Mike Hudson has been an ocean lifeguard-paramedic since 1990 and has worked as a street level paramedic and EMS instructor for almost as long. He is a former Navy Corpsman and taught the in-house SOT EMT and paramedic courses at NSWG-1 (West Coast SEAL and Marine Force Recon teams) for almost 10 years. He served as an ocean lifeguard and paramedic in San Diego, California, and Panama City Beach, Florida, for more than 18 years before spending another four years in the Rocky Mountains as a HEMS SAR paramedic in Gunnison and Montrose counties.

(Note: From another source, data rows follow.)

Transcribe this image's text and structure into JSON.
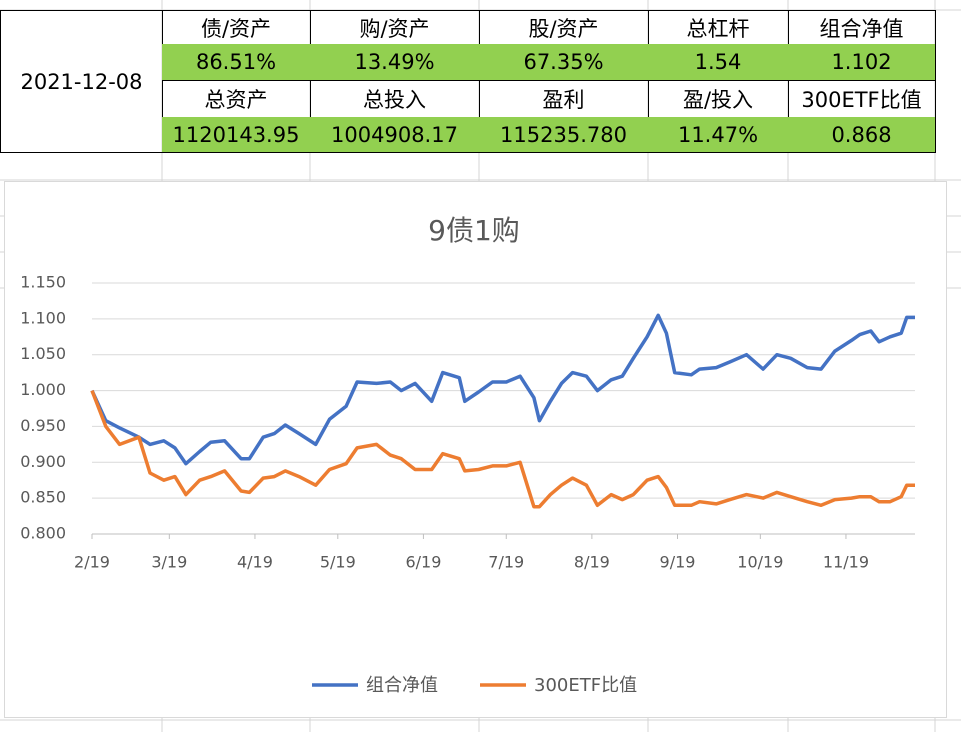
{
  "table": {
    "date": "2021-12-08",
    "rows": [
      [
        "债/资产",
        "购/资产",
        "股/资产",
        "总杠杆",
        "组合净值"
      ],
      [
        "86.51%",
        "13.49%",
        "67.35%",
        "1.54",
        "1.102"
      ],
      [
        "总资产",
        "总投入",
        "盈利",
        "盈/投入",
        "300ETF比值"
      ],
      [
        "1120143.95",
        "1004908.17",
        "115235.780",
        "11.47%",
        "0.868"
      ]
    ]
  },
  "chart_data": {
    "type": "line",
    "title": "9债1购",
    "x": [
      0,
      5,
      10,
      17,
      21,
      26,
      30,
      34,
      39,
      43,
      48,
      54,
      57,
      62,
      66,
      70,
      75,
      81,
      86,
      92,
      96,
      103,
      108,
      112,
      117,
      123,
      127,
      133,
      135,
      140,
      145,
      150,
      155,
      160,
      162,
      166,
      170,
      174,
      179,
      183,
      188,
      192,
      196,
      201,
      205,
      208,
      211,
      217,
      220,
      226,
      231,
      237,
      243,
      248,
      253,
      259,
      264,
      269,
      275,
      278,
      282,
      285,
      289,
      293,
      295,
      298
    ],
    "series": [
      {
        "name": "组合净值",
        "color": "#4472c4",
        "values": [
          1.0,
          0.958,
          0.948,
          0.935,
          0.925,
          0.93,
          0.92,
          0.898,
          0.915,
          0.928,
          0.93,
          0.905,
          0.905,
          0.935,
          0.94,
          0.952,
          0.94,
          0.925,
          0.96,
          0.978,
          1.012,
          1.01,
          1.012,
          1.0,
          1.01,
          0.985,
          1.025,
          1.018,
          0.985,
          0.998,
          1.012,
          1.012,
          1.02,
          0.99,
          0.958,
          0.985,
          1.01,
          1.025,
          1.02,
          1.0,
          1.015,
          1.02,
          1.045,
          1.075,
          1.105,
          1.08,
          1.025,
          1.022,
          1.03,
          1.032,
          1.04,
          1.05,
          1.03,
          1.05,
          1.045,
          1.032,
          1.03,
          1.055,
          1.07,
          1.078,
          1.083,
          1.068,
          1.075,
          1.08,
          1.102,
          1.102
        ]
      },
      {
        "name": "300ETF比值",
        "color": "#ed7d31",
        "values": [
          1.0,
          0.95,
          0.925,
          0.935,
          0.885,
          0.875,
          0.88,
          0.855,
          0.875,
          0.88,
          0.888,
          0.86,
          0.858,
          0.878,
          0.88,
          0.888,
          0.88,
          0.868,
          0.89,
          0.898,
          0.92,
          0.925,
          0.91,
          0.905,
          0.89,
          0.89,
          0.912,
          0.905,
          0.888,
          0.89,
          0.895,
          0.895,
          0.9,
          0.838,
          0.838,
          0.855,
          0.868,
          0.878,
          0.868,
          0.84,
          0.855,
          0.848,
          0.855,
          0.875,
          0.88,
          0.865,
          0.84,
          0.84,
          0.845,
          0.842,
          0.848,
          0.855,
          0.85,
          0.858,
          0.852,
          0.845,
          0.84,
          0.848,
          0.85,
          0.852,
          0.852,
          0.845,
          0.845,
          0.852,
          0.868,
          0.868
        ]
      }
    ],
    "xlim": [
      0,
      298
    ],
    "xticks": [
      {
        "value": 0,
        "label": "2/19"
      },
      {
        "value": 28,
        "label": "3/19"
      },
      {
        "value": 59,
        "label": "4/19"
      },
      {
        "value": 89,
        "label": "5/19"
      },
      {
        "value": 120,
        "label": "6/19"
      },
      {
        "value": 150,
        "label": "7/19"
      },
      {
        "value": 181,
        "label": "8/19"
      },
      {
        "value": 212,
        "label": "9/19"
      },
      {
        "value": 242,
        "label": "10/19"
      },
      {
        "value": 273,
        "label": "11/19"
      }
    ],
    "ylim": [
      0.8,
      1.15
    ],
    "yticks": [
      {
        "value": 0.8,
        "label": "0.800"
      },
      {
        "value": 0.85,
        "label": "0.850"
      },
      {
        "value": 0.9,
        "label": "0.900"
      },
      {
        "value": 0.95,
        "label": "0.950"
      },
      {
        "value": 1.0,
        "label": "1.000"
      },
      {
        "value": 1.05,
        "label": "1.050"
      },
      {
        "value": 1.1,
        "label": "1.100"
      },
      {
        "value": 1.15,
        "label": "1.150"
      }
    ],
    "grid": true,
    "legend": "bottom"
  }
}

Since 2014, during the summer, Mike commands a nationally certified surf/river RWC response team and directs municipal open water and surf lifeguard operations for two separate beach towns in Monmouth County, New Jersey. In the winter, Mike works as a paramedic rescue diver coordinating marine safety and medical operations for several major networks that create high-risk productions involving apex predators, including extensive work since 2003 for Shark Week and Shark Fest. He is a technical rescue contributor for Fire Engineering magazine and has a recurring column in JEMS called pre-hospital tradecraft. As a hobby, Mike produces a nationally recognized public safety/technical rescue podcast aptly titled “Lifeguards 10-8.”